Network infrastructure requirements
You need to know what components must be present on the organizational network to support a DirectAccess deployment.
The DirectAccess server is a server running Windows Server 2008 R2 with the DirectAccess Management Console feature installed. To function as a Direct-Access server, the host must meet the following requirements:
- The DirectAccess server must be a member of an Active Directory domain.
- The DirectAccess server must have a minimum of two network adapters.
- At least one of the network adapters on a DirectAccess server must be connected to the public Internet and must be assigned two consecutive public IPv4 addresses.
- At least one of the network adapters on the DirectAccess server must be connected to the internal network.
- The DirectAccess server must have a digital certificate that supports server authentication installed. This certificate must match the fully qualified domain name that is assigned to the public IP addresses used by the server's external network interface.
You must configure an internal website that is protected by an SSL certificate trusted by both the DirectAccess server and the DirectAccess clients.
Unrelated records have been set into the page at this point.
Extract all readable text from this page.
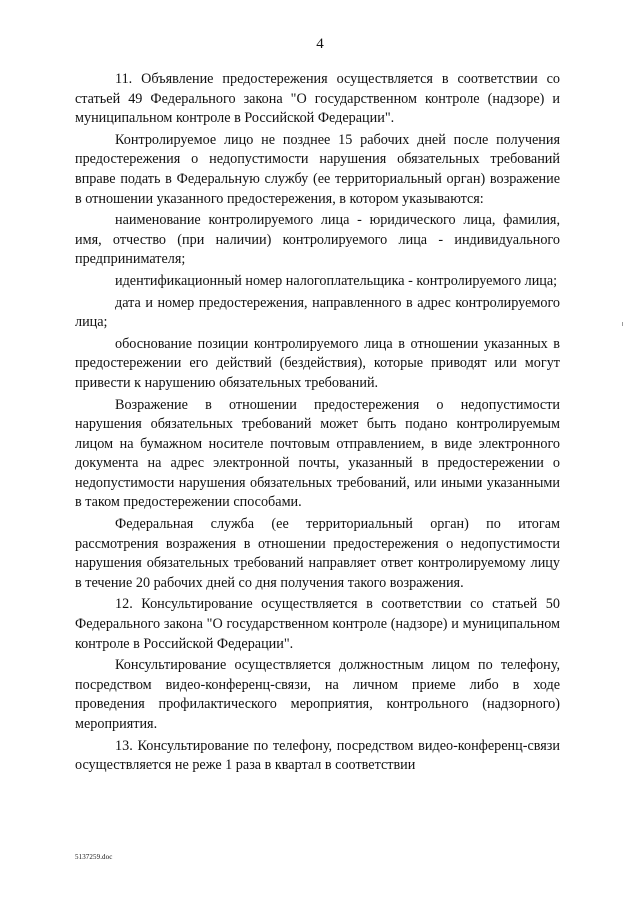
4

11. Объявление предостережения осуществляется в соответствии со статьей 49 Федерального закона "О государственном контроле (надзоре) и муниципальном контроле в Российской Федерации".

Контролируемое лицо не позднее 15 рабочих дней после получения предостережения о недопустимости нарушения обязательных требований вправе подать в Федеральную службу (ее территориальный орган) возражение в отношении указанного предостережения, в котором указываются:

наименование контролируемого лица - юридического лица, фамилия, имя, отчество (при наличии) контролируемого лица - индивидуального предпринимателя;

идентификационный номер налогоплательщика - контролируемого лица;

дата и номер предостережения, направленного в адрес контролируемого лица;

обоснование позиции контролируемого лица в отношении указанных в предостережении его действий (бездействия), которые приводят или могут привести к нарушению обязательных требований.

Возражение в отношении предостережения о недопустимости нарушения обязательных требований может быть подано контролируемым лицом на бумажном носителе почтовым отправлением, в виде электронного документа на адрес электронной почты, указанный в предостережении о недопустимости нарушения обязательных требований, или иными указанными в таком предостережении способами.

Федеральная служба (ее территориальный орган) по итогам рассмотрения возражения в отношении предостережения о недопустимости нарушения обязательных требований направляет ответ контролируемому лицу в течение 20 рабочих дней со дня получения такого возражения.

12. Консультирование осуществляется в соответствии со статьей 50 Федерального закона "О государственном контроле (надзоре) и муниципальном контроле в Российской Федерации".

Консультирование осуществляется должностным лицом по телефону, посредством видео-конференц-связи, на личном приеме либо в ходе проведения профилактического мероприятия, контрольного (надзорного) мероприятия.

13. Консультирование по телефону, посредством видео-конференц-связи осуществляется не реже 1 раза в квартал в соответствии

5137259.doc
This website must be configured so that it can be accessed only by clients on the organization's internal network. Clients attempt to connect to this website to determine whether they are on the organizational network or on the Internet. On top of the requirements for the DirectAccess server, the internal network must have the following:
- At least one domain controller must be running Windows Server 2008 R2 or Windows Server 2008.
- A DNS server running Windows Server 2008 R2 or Windows Server 2008 with hotfix Q958194 or Service Pack 2 installed.
- A server running Windows Server 2008 or Windows Server 2008 R2 with the Active Directory Certificate Services role installed that is configured as either an enterprise root or an enterprise subordinate CA.
To ensure that DirectAccess clients can communicate with internal network resources, you need to do one of the following:
- Configure all internal resources with IPv6 addresses.
- Configure ISATAP on the intranet so DirectAccess clients can tunnel IPv6 traffic over an internal IPv4 intranet.
- Configure a NAT-PT device, so those devices that only support IPv4 can be accessible to DirectAccess clients.
You must also ensure that all application servers that you want DirectAccess clients to interact with allow ICMPv6 traffic inbound and outbound.
TIP:
Remember which editions of Windows 7 support DirectAccess.